Bahkan sampai akhir karirnya pun, keduanya mempunyai kemiripan yang sama. Hoegeng Iman Santoso dipensiunkan dini, sedangkan Asep Iwan Iriawan mengajukan pensiun dini (berhenti). Sebabnya sama: Memperjuangan idealisme yang mereka yakini dan tidak mau kompromi dengan siapapun.
Tapi, mungkin ada sedikit hal yang berbeda, setelah karir mereka sama-sama usai, bahwa Hoegeng Iman Santoso tetap bersifat low profile dan rendah hati, tidak menunjukkan “ke-aku-an”-nya, dan tidak pernah sama sekali menista institusi yang dulu pernah dia perjuangkan, dan karena itulah dia tetap menjadi contoh tauladan yang baik, untuk siapapun, kawan maupun lawan, masyarakat umum maupun kepolisian. Sedangkan Asep Iwan Iriawan, di satu sisi beliau mengajarkan ilmu hukum untuk para mahasiswa hukum yang notabene adalah calon penegak hukum, di satu sisi juga kadang “slip tongue” terjadi: Beliau “keceplosan” menyebutkan semua keburukan dan kekurangan dari institusi yang pernah beliau layani. Hal ini masih dilengkapi dengan anaknya sendiri menjadi Hakim di institusi yang katanya buruk dan penuh dengan mafia, sebuah paradox pun terjadi.
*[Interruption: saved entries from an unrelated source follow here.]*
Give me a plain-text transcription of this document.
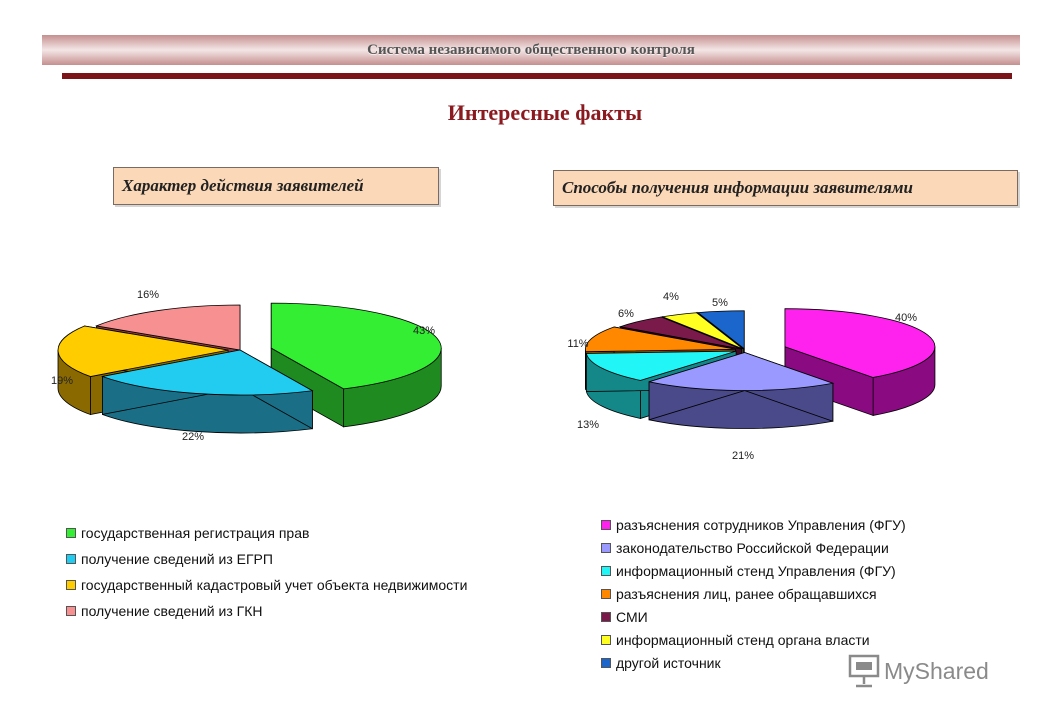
Система независимого общественного контроля
Интересные факты
Характер действия заявителей	Способы получения информации заявителями
43%
22%
19%
16%
40%
21%
13%
11%
6%
4%	5%
государственная регистрация прав
получение сведений из ЕГРП
государственный кадастровый учет объекта недвижимости
получение сведений из ГКН
разъяснения сотрудников Управления (ФГУ)
законодательство Российской Федерации
информационный стенд Управления (ФГУ)
разъяснения лиц, ранее обращавшихся
СМИ
информационный стенд органа власти
другой источник	MyShared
Saya tidak bermaksud menggurui, karena bagaimanapun Asep Iwan Iriawan jauh lebih hebat daripada saya, dari segi kemampuan dan pengalaman, jauh lebih jujur, berintegritas, tegas dan sudah teruji daripada saya yang belum apa-apa. Akan tetapi saya kira akan menjadi lebih baik jika nama baik Yang Mulia Asep Iwan Iriawan tetap harum selamanya, di mata masyarakat, dan di mata Hakim-hakim se-Indonesia, selalu dijadikan tauladan dan contoh bagaimana menjadi Hakim yang baik.
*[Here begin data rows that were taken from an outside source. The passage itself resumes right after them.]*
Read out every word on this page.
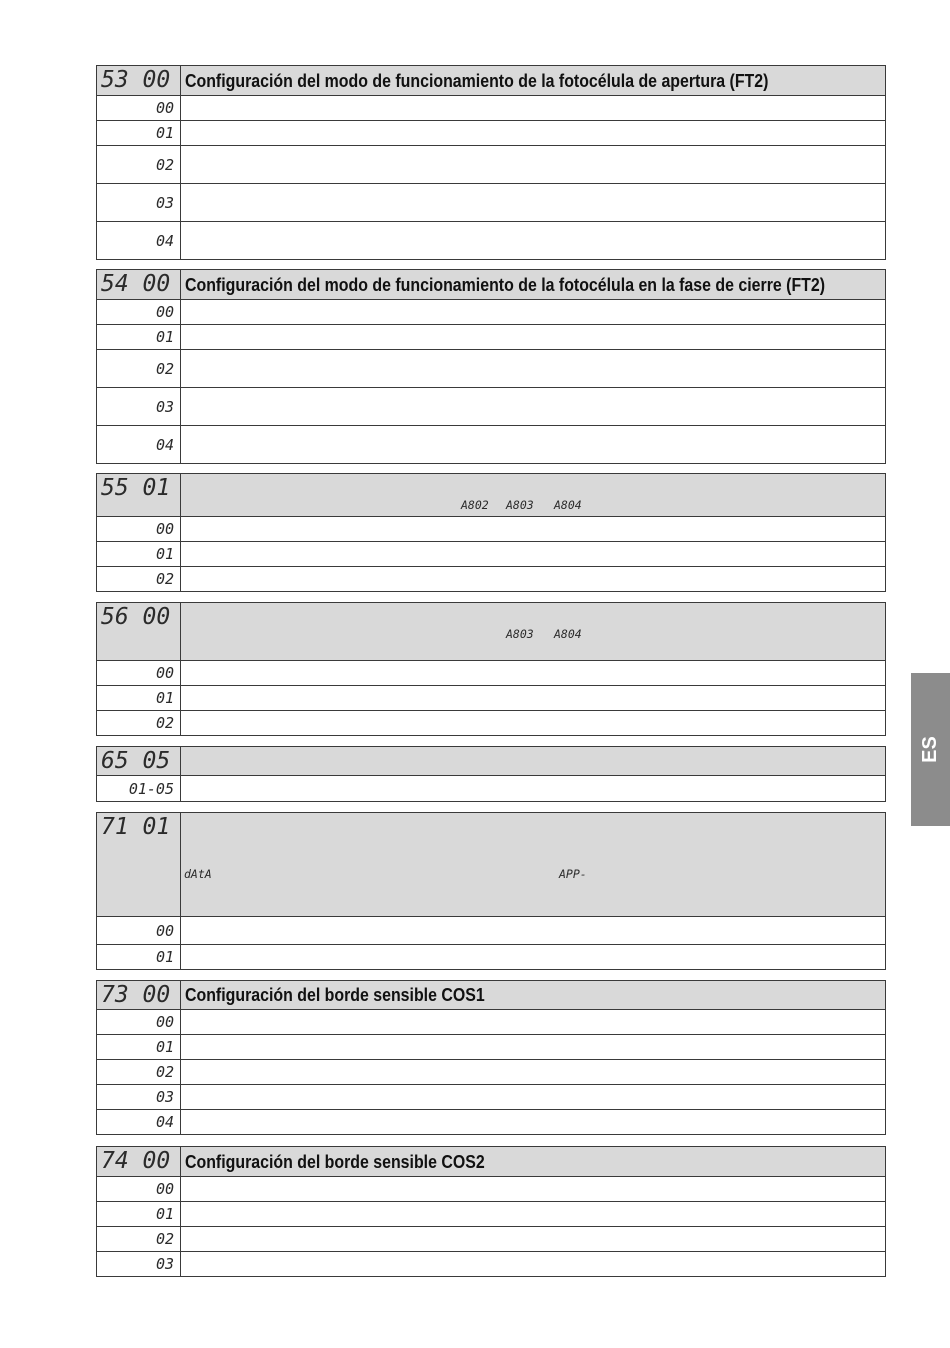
53 00	Configuración del modo de funcionamiento de la fotocélula de apertura (FT2)
00	
01	
02	
03	
04	
54 00	Configuración del modo de funcionamiento de la fotocélula en la fase de cierre (FT2)
00	
01	
02	
03	
04	
55 01	A802 A803 A804

00	
01	
02	
56 00	A803 A804

00	
01	
02	
65 05	
01-05	
71 01	dAtA APP-

00	
01	
73 00	Configuración del borde sensible COS1
00	
01	
02	
03	
04	
74 00	Configuración del borde sensible COS2
00	
01	
02	
03	
ES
Jujur, saya termasuk salah satu yang menyesalkan apa yang beliau nyatakan kemarin di TV. Bukan karena itu tidak benar, karena saya yakin seseorang dengan kapasitas seperti beliau tidak akan bohong, akan tetapi karena banyak Hakim yang berusaha bersih dan jujur, yang sedang berjuang dan terus berjuang, dan baru mengalami apa yang beliau telah alami dahulu, menjadi lemah hatinya karena melihat contoh yang ia teladani justru memberikan pukulan telak baginya. Saya kira masih banyak hakim yang berhati lemah (mungkin karena umur dan pengalaman), yang gampang emosi dan “bersumbu pendek”, dan saya yakin bahwa Yang Mulia Asep Iwan Iriawan bisa memberikan semangat kepada mereka untuk menjadi lebih baik, dan bukan malah menggembosi dengan cara seperti itu, di televisi, ditonton masyarakat se-Indonesia.
Saya yakin, banyak rekan-rekan Hakim di Indonesia ini yang menginginkan untuk bisa bertemu muka dengan Asep Iwan Iriawan, dalam sebuah forum akademis (di pusdiklat Mahkamah Agung mungkin), untuk dapat mengggali kemampuan beliau yang sangat hebat, untuk belajar kepada beliau bagaimana menjadi seorang Hakim yang berintegritas, untuk menimba pengalaman kepada beliau bagaimana cara menghadapi cobaan dan godaan dalam kehidupan sehari-hari seorang Hakim, demi kemajuan Mahkamah Agung dan dunia peradilan di Indonesia.
Tapi disisi lain, saya juga yakin bahwa tidak ada satupun insan peradilan di Indonesia ini yang menginginkan lagi untuk bertemu muka dan menatap wajah Asep Iwan Iriawan dalam sebuah acara televisi seperti kemarin.
Asep Iwan Iriawan adalah sebuah contoh tauladan yang baik untuk Hakim-hakim se-Indonesia. Alangkah indahnya, ketika nama Asep Iwan Iriawan selalu terpatri di setiap sanubari Hakim se-Indonesia, sampai kapanpun, sebagai salah satu contoh Hakim yang jujur, tegas, berintegritas, dan sederhana, selayaknya kepolisian Indonesia mengingat sosok Hoegeng Iman Santosa.
Saya jadi teringat sebuah kalimat bijak dari Khoo Ping Hoo: “Orang yg sederhana dan jujur akan hilang nilainya di mata Tuhan dan manusia apabila dia justru memamerkan, mengagung-agungkan, dan menepuk dada sendiri dihadapan orang banyak bahwa dia orang yg hidupnya paling mulia.